Go ahead and bring up a cookbook in your browser to ensure that nothing looks different. Now we need to change the create.rjs file that we made in the previous lesson to use this partial. In the last lesson I referred to the HTML in this file as “unsightly” because HTML doesn’t belong in an rjs file. I suppose there may be reasons for putting HTML in there but avoid it.

So, go ahead and replace this:

page.insert_html :bottom, "recipe_list",'<li>' + link_to(@recipe.name, cookbook_recipe_path(@cookbook,@recipe)) + '</li>'

with this that calls render_partial instead:

page.insert_html :bottom, "recipe_list",:partial=>'recipe_list_item',:object=>{:recipe=>@recipe}

While you have it open go ahead and add this line in there:

page["recipe_" + @recipe.id.to_s].highlight

Okay – now go ahead and reload your cookbooks page, then add a recipe. It works the same (only better because it highlights the new recipe after you add it!)

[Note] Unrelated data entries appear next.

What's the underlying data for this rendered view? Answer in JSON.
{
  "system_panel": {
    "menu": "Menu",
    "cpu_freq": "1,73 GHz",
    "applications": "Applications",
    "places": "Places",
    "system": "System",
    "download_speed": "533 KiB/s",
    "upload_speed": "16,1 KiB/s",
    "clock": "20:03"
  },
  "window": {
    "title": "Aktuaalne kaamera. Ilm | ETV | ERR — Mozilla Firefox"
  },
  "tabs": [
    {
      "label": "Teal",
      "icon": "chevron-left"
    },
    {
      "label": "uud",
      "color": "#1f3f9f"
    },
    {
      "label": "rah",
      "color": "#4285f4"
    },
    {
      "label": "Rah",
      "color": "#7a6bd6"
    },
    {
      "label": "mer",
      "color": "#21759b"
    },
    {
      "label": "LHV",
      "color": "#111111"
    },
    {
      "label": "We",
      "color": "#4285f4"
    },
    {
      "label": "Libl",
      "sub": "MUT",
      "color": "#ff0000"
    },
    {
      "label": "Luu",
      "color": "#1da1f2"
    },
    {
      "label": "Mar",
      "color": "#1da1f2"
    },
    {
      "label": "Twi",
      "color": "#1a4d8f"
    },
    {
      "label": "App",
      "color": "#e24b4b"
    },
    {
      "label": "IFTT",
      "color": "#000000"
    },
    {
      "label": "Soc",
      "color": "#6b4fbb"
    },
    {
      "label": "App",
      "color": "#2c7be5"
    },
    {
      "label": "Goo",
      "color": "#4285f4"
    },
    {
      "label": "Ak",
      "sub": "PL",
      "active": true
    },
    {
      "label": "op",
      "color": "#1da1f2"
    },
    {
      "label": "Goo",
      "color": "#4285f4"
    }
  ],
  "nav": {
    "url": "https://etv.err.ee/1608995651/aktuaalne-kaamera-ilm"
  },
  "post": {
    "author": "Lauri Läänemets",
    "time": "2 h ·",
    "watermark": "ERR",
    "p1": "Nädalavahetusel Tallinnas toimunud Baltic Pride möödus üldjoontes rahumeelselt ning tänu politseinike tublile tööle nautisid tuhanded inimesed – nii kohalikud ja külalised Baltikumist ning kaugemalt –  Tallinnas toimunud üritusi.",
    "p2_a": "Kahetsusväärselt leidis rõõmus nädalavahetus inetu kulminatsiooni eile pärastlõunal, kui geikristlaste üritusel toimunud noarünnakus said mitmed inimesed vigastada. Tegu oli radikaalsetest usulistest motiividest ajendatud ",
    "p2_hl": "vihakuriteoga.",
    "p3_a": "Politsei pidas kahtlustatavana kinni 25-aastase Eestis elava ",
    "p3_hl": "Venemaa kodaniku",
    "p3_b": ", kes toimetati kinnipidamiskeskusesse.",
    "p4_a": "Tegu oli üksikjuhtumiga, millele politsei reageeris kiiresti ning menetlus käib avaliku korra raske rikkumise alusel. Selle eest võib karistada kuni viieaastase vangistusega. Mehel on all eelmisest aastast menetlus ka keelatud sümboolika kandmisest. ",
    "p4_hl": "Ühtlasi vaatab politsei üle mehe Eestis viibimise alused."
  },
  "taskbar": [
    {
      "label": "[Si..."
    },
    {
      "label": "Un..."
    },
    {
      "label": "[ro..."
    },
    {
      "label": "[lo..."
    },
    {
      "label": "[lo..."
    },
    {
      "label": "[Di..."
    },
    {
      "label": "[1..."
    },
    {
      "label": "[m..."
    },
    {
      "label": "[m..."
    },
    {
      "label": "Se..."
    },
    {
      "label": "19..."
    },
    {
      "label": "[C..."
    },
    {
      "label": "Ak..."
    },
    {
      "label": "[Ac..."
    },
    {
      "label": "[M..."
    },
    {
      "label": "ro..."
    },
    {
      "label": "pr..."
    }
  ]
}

The only thing left to do now is make it so we can delete the recipes from our list– you probably added a bunch of terrible recipes to your cookbook. I know I did: “Strawberry Hashmelt”, “Boiled Beets”, “flashy flashy”, and of course: “sammy davis jr.” Nobody is going to want these recipes so we need a way to delete them.

Open up the recipelistitem partial and add a “remote” delete link:

<% recipe = recipe_list_item[:recipe] %>

<li id="recipe_<%= recipe.id %>">
    <%= link_to(recipe.name, cookbook_recipe_path(@cookbook,recipe))  %>
    <%= link_to_remote "delete", 
            :url => cookbook_recipe_path(@cookbook,recipe), 
            :confirm => 'Are you sure?', 
            :method => :delete %>

</li>

Because we are using a partial for the main display as well as the AJAX adds we didn’t have to add that code twice: hooray!

The linkto_remote tag will send a javascript request to the server. When the server receives a request via javascript we want to respond to it correctly. Open up your recipes controller and add a js format to the respondto block of the destroy action. Now just like we did for the create action we need to create an rjs file to define the behavior. The app/views/recipes/destroy.rjs file is very simple:

page["recipe_" + params[:id]].hide
flash.discard

Go ahead and delete some of your lesser recipes.

On your own

Below are some tasks you should try to do on your own. I’ll include my code for these next lesson when we get introduced to validations in rails.

  • Wrap the delete link in a div or span in order to make some space between the recipe name and the word delete.
  • Add an “edit” link to the list for quickly arriving to the edit screen. You should use a “cookbook_recipe_path” method.